UNHAS.TV - Di tengah gempuran tren konsumtif dan budaya serba cepat, muncul sebuah pendekatan hidup baru yang justru mengedepankan kesederhanaan. Gaya hidup ini dikenal dengan istilah YONO — You Only Need One.
Berbeda dengan konsep YOLO (You Only Live Once) yang sempat viral dalam dekade sebelumnya, YONO menawarkan perspektif hidup yang lebih sadar, hemat, dan berorientasi jangka panjang.
Konsep YONO mulai populer di awal 2025, seiring meningkatnya kesadaran masyarakat terhadap pentingnya mental wealth dan stabilitas finansial.
Di tengah ketidakpastian ekonomi global dan dampak pascapandemi, masyarakat kini lebih selektif dalam menentukan kebutuhan.
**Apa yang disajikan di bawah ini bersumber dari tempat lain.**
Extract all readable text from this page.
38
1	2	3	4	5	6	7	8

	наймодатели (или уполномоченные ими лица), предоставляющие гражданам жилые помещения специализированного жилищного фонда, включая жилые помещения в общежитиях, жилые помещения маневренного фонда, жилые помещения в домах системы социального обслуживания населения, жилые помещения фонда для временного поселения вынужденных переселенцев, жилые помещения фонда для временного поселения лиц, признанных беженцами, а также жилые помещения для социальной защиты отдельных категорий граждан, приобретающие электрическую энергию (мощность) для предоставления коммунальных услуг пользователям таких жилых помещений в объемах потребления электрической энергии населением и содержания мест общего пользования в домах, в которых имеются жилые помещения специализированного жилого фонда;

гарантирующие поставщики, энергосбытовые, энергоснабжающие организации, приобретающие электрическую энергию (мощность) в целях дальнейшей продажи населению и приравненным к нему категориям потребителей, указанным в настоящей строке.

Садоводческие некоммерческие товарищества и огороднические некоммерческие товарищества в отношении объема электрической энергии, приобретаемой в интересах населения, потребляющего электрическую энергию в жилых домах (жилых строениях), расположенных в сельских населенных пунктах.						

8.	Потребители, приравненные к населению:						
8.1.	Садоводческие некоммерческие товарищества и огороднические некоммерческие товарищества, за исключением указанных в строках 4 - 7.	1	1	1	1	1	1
Mereka cenderung membeli barang yang benar-benar esensial—satu pakaian serbaguna, satu gadget fungsional, atau satu hobi bermakna—alih-alih mengejar tren konsumtif.
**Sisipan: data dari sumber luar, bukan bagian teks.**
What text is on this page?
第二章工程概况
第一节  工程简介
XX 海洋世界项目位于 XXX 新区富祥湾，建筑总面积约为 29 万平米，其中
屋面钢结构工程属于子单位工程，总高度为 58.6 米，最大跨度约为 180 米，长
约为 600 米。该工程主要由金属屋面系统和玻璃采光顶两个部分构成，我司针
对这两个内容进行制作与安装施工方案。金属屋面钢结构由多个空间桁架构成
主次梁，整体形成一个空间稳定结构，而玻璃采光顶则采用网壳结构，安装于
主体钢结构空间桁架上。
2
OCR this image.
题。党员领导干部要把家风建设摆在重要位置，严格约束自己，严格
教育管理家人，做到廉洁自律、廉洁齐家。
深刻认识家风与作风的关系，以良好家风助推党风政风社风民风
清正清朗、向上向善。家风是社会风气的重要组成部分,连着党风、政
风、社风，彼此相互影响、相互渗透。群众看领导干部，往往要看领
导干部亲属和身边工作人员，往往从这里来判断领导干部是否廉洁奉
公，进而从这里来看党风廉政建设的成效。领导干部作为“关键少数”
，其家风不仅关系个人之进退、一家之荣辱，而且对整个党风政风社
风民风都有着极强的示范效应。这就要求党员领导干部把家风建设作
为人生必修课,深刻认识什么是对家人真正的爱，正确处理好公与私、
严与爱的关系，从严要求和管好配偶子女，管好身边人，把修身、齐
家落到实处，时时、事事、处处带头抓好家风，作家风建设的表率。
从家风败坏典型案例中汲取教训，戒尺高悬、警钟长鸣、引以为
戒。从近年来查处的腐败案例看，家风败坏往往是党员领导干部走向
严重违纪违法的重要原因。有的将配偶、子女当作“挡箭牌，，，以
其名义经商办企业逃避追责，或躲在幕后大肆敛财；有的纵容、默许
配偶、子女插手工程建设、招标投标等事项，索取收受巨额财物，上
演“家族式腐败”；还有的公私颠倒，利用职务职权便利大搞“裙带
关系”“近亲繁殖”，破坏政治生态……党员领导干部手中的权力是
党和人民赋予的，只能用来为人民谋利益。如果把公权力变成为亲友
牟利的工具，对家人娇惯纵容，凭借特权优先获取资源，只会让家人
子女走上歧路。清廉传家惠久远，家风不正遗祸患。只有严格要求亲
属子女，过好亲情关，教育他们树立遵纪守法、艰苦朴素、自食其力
“YONO itu lebih pada kesadaran untuk memilih mana yang betul-betul dibutuhkan. Ini berdampak pada pengelolaan keuangan, kestabilan emosi, hingga kualitas hidup secara keseluruhan,” ujar dosen Psikologi Universitas Hasanuddin (Unhas) Syurawasti Muhiddin SPsi MA.
Menurutnya, pilihan seseorang antara YONO dan YOLO dipengaruhi oleh personal values dan lingkungan sosial. Mereka yang menerapkan YONO biasanya memiliki kontrol diri lebih tinggi serta kesadaran akan masa depan.
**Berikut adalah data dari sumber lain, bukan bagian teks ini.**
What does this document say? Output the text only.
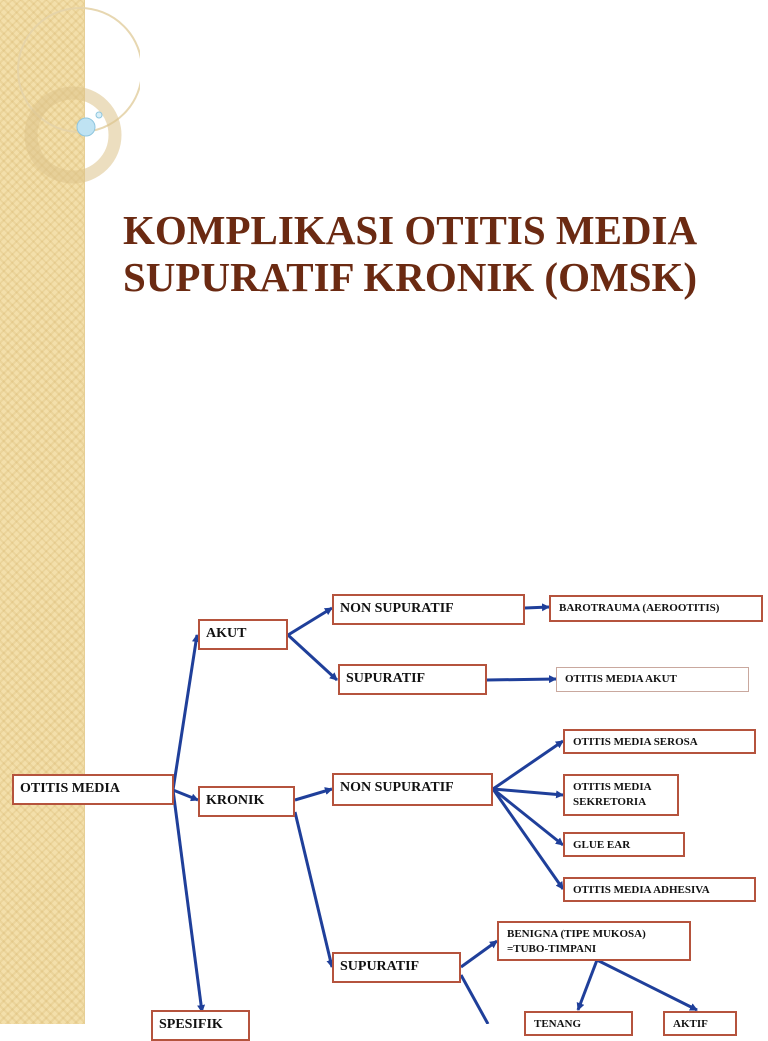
KOMPLIKASI OTITIS MEDIA
SUPURATIF KRONIK (OMSK)
OTITIS MEDIA
AKUT
KRONIK
SPESIFIK
NON SUPURATIF
SUPURATIF
BAROTRAUMA (AEROOTITIS)
OTITIS MEDIA AKUT
NON SUPURATIF
SUPURATIF
OTITIS MEDIA SEROSA
OTITIS MEDIA SEKRETORIA
GLUE EAR
OTITIS MEDIA ADHESIVA
BENIGNA (TIPE MUKOSA) =TUBO-TIMPANI
TENANG	AKTIF
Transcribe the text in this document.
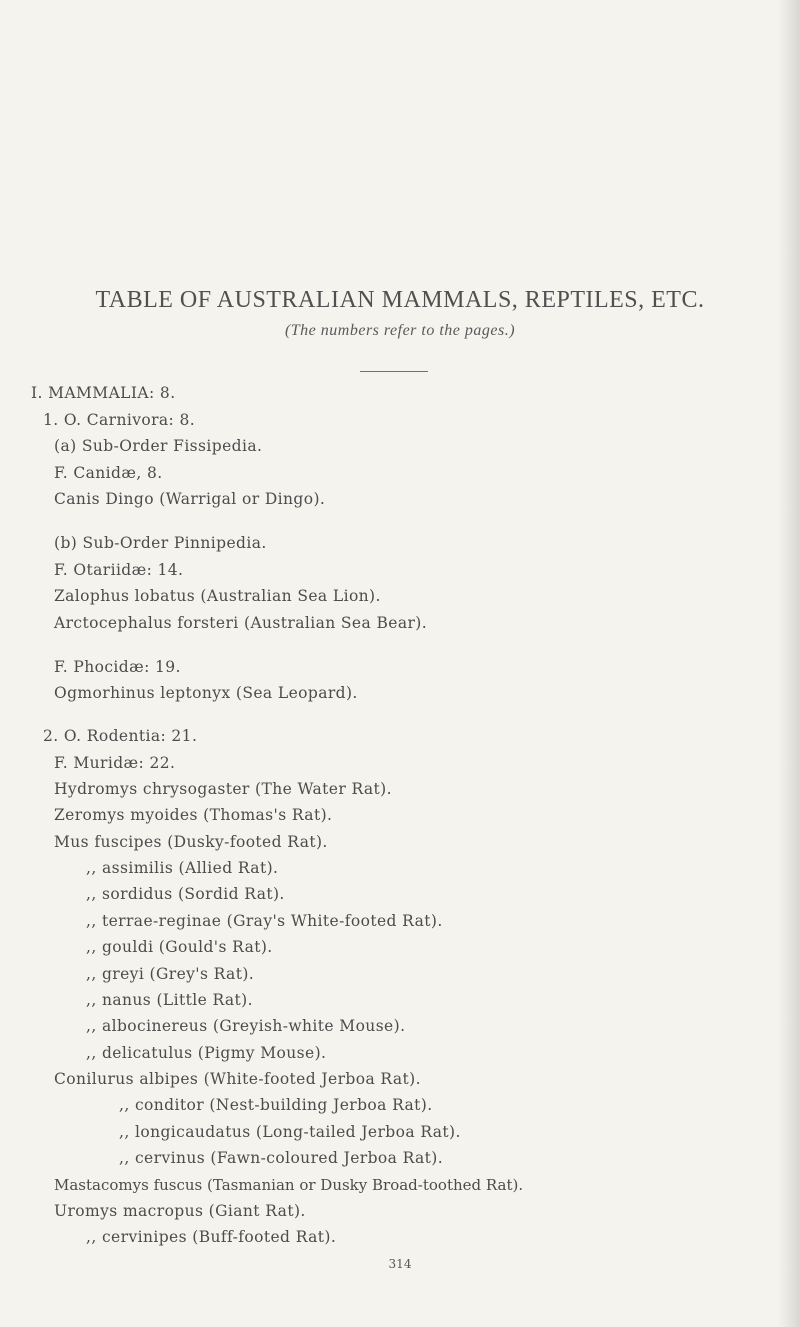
TABLE OF AUSTRALIAN MAMMALS, REPTILES, ETC.
(The numbers refer to the pages.)
I. MAMMALIA: 8.
1. O. Carnivora: 8.
(a) Sub-Order Fissipedia.
F. Canidæ, 8.
Canis Dingo (Warrigal or Dingo).
(b) Sub-Order Pinnipedia.
F. Otariidæ: 14.
Zalophus lobatus (Australian Sea Lion).
Arctocephalus forsteri (Australian Sea Bear).
F. Phocidæ: 19.
Ogmorhinus leptonyx (Sea Leopard).
2. O. Rodentia: 21.
F. Muridæ: 22.
Hydromys chrysogaster (The Water Rat).
Zeromys myoides (Thomas's Rat).
Mus fuscipes (Dusky-footed Rat).
,, assimilis (Allied Rat).
,, sordidus (Sordid Rat).
,, terrae-reginae (Gray's White-footed Rat).
,, gouldi (Gould's Rat).
,, greyi (Grey's Rat).
,, nanus (Little Rat).
,, albocinereus (Greyish-white Mouse).
,, delicatulus (Pigmy Mouse).
Conilurus albipes (White-footed Jerboa Rat).
,, conditor (Nest-building Jerboa Rat).
,, longicaudatus (Long-tailed Jerboa Rat).
,, cervinus (Fawn-coloured Jerboa Rat).
Mastacomys fuscus (Tasmanian or Dusky Broad-toothed Rat).
Uromys macropus (Giant Rat).
,, cervinipes (Buff-footed Rat).
314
Sebuah studi dari University of California (2023) menunjukkan bahwa praktik gaya hidup minimalis seperti YONO dapat menurunkan tingkat stres hingga 33% dibandingkan dengan gaya hidup konsumtif.
Penelitian lain yang dipublikasikan di Journal of Positive Psychology menyebutkan bahwa individu yang menerapkan prinsip “less is more” mengalami peningkatan dalam kepuasan hidup dan mindfulness.
Tak hanya berdampak pada finansial, YONO juga mendorong pola pikir reflektif. Masyarakat diajak untuk berhenti sejenak, mengevaluasi apa yang benar-benar dibutuhkan, serta menghindari impulsive buying yang kerap dikaitkan dengan YOLO.

GAYA HIDUP. Fenomena dari gaya hidup You Only Need One (YONO) yang mengedepankan kesederhanaan. (unhas.tv)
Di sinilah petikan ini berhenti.